I knew that could be extortionist and it was--400 euros for 87 days. That was utterly absurd and they knew it. They were willing to take 80 euros, still a hefty fee, but a better solution than trying to find a bike box and get it to the airport in the less than 24 hours I would have in Paris after the final stage of The Tour. I could somewhat swallow the fee, as the woman at the check in counter in Chicago only charged me sixty dollars to fly my bike when I had been told it would be 150. It was a relief, too, to know that I would have a box awaiting me and wouldn't have to worry about a run on bike boxes the day after The Tour.
It was only by accident that I ended up flying American, as I thought I had booked my flight on British Air when I made the transaction on the British Air web site. British Air is always my preference knowing their benevolent bike policy. But British Air now has a sister relationship with American and I unknowing would be flying American and subject to their less benevolent bike policies.
The reason I chose the flight I did was because it flew directly to Paris, rather than through London. It was nice for the first time to fly directly to Paris, rather than via London, but not at the inflated bike box cost. I catnapped only three or four hours on the eight hour flight, but I arrived much more refreshed than usual without that transfer. As we approached Paris for our 9:30 a.m. landing, the pilot told us the temperature was 48 degrees with a wind of seven miles per hour from the north. I may have been the only person on board who cared about the wind direction. I could go hooray, as it would be a tail wind. The pilot though didn't say anything about the rain.

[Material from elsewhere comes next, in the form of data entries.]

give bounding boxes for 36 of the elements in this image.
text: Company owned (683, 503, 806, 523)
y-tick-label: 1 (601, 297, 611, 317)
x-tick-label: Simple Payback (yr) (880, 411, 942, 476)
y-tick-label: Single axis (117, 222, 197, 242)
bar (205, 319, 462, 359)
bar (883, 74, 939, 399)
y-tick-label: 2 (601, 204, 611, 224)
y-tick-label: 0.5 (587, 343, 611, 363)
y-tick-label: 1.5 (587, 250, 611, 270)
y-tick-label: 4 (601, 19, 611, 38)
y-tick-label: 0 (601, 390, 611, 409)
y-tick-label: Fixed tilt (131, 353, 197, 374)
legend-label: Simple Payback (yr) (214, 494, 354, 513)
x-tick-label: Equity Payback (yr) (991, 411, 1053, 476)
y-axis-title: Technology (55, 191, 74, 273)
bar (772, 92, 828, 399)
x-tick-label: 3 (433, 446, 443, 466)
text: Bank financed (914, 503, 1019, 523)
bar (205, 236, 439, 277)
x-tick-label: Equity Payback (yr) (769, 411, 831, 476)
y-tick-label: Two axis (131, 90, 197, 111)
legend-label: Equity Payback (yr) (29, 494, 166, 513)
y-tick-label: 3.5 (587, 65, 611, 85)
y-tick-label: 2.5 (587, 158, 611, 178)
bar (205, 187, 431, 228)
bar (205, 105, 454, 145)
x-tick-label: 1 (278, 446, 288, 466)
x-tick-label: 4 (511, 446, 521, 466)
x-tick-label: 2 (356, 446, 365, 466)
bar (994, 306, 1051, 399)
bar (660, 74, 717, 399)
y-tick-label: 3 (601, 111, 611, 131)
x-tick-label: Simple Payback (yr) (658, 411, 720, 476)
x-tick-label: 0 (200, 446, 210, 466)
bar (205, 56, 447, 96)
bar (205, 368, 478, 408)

It was a misty day-long drizzle, but I hardly minded, as I was filled with the usual joy to be back in France. I felt a little like Tilda Swinton in "We Need To Talk About Kevin" when she commented, "I wake up every morning wishing I were in France." I wasn't as desperate as she was to escape a predicament she didn't like at all, but I could fully understand her sentiments of appreciating all that France has to offer--the kindly civility of its people, round-abouts, everyone providing their own bag at the grocery store, trucks with signs of "Convoi Exceptionnel" rather than "wide-load," walled cemeteries, outdoor cafes, Jesus crucifixes along the road, white van portable bordellos in pull-outs through the forest, the random citizen with a baguette under their arm, the daily Deux Cheveau Citroén puttering along stuck in the era of the beret, the easy camping and on and on.

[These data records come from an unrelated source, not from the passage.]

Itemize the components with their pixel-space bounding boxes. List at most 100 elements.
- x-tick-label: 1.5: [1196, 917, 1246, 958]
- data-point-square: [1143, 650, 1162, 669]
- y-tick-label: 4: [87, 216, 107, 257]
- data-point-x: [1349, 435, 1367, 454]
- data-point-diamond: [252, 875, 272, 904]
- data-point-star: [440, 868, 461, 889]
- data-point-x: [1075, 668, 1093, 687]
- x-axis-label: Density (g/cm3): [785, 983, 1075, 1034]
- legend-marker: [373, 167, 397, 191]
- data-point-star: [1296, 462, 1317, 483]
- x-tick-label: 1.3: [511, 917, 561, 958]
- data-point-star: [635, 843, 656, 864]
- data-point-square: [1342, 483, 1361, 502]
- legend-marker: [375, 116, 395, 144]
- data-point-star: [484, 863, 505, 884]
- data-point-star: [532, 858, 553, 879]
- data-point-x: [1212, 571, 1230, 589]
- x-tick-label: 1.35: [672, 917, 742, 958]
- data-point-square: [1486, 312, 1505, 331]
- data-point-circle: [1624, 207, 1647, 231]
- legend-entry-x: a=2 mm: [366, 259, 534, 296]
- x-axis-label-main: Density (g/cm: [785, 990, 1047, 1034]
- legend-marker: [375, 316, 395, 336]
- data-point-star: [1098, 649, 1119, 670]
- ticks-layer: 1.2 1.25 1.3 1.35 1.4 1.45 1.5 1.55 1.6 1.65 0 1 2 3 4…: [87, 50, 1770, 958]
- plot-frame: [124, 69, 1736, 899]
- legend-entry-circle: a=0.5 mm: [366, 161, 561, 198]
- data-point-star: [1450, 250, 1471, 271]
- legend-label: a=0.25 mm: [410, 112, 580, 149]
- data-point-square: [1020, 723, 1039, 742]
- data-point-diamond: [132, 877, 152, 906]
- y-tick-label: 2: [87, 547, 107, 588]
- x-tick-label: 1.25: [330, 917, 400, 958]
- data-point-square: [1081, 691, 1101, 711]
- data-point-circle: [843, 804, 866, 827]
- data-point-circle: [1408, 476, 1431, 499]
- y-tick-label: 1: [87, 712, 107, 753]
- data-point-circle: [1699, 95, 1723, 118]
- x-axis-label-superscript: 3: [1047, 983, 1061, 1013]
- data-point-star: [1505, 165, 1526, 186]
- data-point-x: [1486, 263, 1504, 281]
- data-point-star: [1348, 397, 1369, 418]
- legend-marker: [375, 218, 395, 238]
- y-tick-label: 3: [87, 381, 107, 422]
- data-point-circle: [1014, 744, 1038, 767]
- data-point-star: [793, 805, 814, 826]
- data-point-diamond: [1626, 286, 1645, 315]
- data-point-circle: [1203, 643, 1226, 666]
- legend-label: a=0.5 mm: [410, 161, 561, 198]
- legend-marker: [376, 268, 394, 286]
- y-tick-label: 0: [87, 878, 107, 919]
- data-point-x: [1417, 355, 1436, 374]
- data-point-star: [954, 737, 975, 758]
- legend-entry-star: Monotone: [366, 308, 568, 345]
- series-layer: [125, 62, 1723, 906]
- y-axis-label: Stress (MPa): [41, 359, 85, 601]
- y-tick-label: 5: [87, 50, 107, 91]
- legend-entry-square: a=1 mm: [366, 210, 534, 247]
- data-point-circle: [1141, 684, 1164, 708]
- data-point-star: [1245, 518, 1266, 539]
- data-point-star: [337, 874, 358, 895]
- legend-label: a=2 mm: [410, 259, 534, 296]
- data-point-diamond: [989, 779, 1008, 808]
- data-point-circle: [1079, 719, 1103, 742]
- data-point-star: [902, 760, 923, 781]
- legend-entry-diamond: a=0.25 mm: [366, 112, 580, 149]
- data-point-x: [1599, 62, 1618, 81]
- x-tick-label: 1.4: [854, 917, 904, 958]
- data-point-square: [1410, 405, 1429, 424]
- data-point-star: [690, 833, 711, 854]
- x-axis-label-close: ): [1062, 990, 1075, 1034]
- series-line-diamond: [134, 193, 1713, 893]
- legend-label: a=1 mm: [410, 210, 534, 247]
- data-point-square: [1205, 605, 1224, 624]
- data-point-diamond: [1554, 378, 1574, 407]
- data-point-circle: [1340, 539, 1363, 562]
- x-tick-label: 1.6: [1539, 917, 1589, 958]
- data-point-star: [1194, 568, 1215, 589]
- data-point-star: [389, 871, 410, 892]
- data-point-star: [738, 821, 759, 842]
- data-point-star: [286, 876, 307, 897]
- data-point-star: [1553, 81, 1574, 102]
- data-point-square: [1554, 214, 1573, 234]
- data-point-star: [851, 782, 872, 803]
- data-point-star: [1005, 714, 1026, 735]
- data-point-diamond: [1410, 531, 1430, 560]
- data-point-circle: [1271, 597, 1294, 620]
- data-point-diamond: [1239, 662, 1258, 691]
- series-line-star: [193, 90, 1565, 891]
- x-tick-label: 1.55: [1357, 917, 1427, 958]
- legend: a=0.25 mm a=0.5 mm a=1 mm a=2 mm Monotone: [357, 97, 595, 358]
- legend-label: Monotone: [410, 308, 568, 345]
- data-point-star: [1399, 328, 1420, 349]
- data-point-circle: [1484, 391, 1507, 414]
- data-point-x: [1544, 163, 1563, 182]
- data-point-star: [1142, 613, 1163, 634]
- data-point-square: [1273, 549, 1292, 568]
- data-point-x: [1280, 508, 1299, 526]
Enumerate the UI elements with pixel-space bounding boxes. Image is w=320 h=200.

My first destination was Bonneval, the stage start for the final time trial on the penultimate stage of The Tour to Chartres on Saturday July 21. It is nearly three months away, but there were already posters up proclaiming the event. Teddy Botrel, the artist who goes around to stage cities and paints caricatures of racers on shop windows, had already made his mark there. A good many shops, as many as I've ever seen, were adorned with his art work, with the occasional one carrying his phone number (0660450184) if someone wished to recruit him.
One of my great ambitions is to encounter him in action. I'd love to see the portfolio he shows to shops of his work. Nearly every one of his portraits is an original and caters to the business. Besides his trademarks of bulging muscles and buxomest women are eyes on handlebars. He added eyes to a clutch of baguettes on the bakery. Bonneval had a strikingly large Gothic church in its center, though nothing to compare to the grandest of grand cathedrals in Chartres. Bonneval wasn't large enough to have a tourist office and the town hall was closed when I arrived at 5:30, so I couldn't get any details on the stage start. Sunday May 13 there will be a bike ride from Bonneval to Chartres to honor the Tour route.
Next up for me is the Ville Etape Brive-la-Gaillarde and then Degagnac, where I hope to watch the Sunday evening election returns with my long-time French cycling pal Yvonne. There are posters everywhere of the two remaining candidates Sarkozy with the slogan La France Forte and his Socialist opponent Francois Hollande and his slogan Le Changement C'est Maintenant.
And I must report my mileage so far for Team Illinois in the Endomondo competition: May 2 Charles de Gaulle airport to before Milly-le-Foret 73 miles, May 3 to before Oucques 95 miles.